From the output above, it can be seen that:

The two models have exactly the samed

**adjusted R2**(0.67), meaning that they are equivalent in explaining the outcome, here fertility score. Additionally, they have the same amount of**residual standard error**(RSE or sigma = 7.17). However, the model 2 is more simple than model 1 because it incorporates less variables. All things equal, the simple model is always better in statistics.The AIC and the BIC of the model 2 are lower than those of the model1. In model comparison strategies, the model with the lowest AIC and BIC score is preferred.

Finally, the F-statistic p.value of the model 2 is lower than the one of the model 1. This means that the model 2 is statistically more significant compared to model 1, which is consistent to the above conclusion.

Note that, the RMSE and the RSE are measured in the same scale as the outcome variable. Dividing the RSE by the average value of the outcome variable will give you the prediction error rate, which should be as small as possible:

`sigma(model1)/mean(swiss$Fertility)`

`## [1] 0.102`

In our example the average prediction error rate is 10%.

## Discussion

This chapter describes several metrics for assessing the overall performance of a regression model.

The most important metrics are the Adjusted R-square, RMSE, AIC and the BIC. These metrics are also used as the basis of model comparison and optimal model selection.

Note that, these regression metrics are all internal measures, that is they have been computed on the same data that was used to build the regression model. They tell you how well the model fits to the data in hand, called training data set.

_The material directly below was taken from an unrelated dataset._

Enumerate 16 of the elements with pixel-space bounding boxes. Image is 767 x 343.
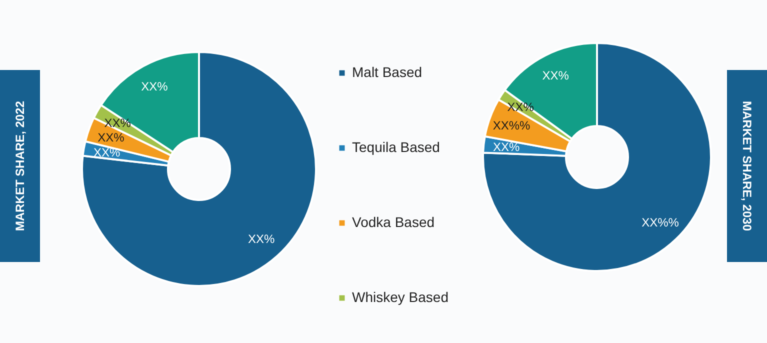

In general, we do not really care how well the method works on the training data. Rather, we are interested in the accuracy of the predictions that we obtain when we apply our method to previously unseen test data.

However, the test data is not always available making the test error very difficult to estimate. In this situation, methods such as **cross-validation** (Chapter @ref(cross-validation)) and **bootstrap** (Chapter @ref(bootstrap-resampling)) are applied for estimating the test error (or the prediction error rate) using training data.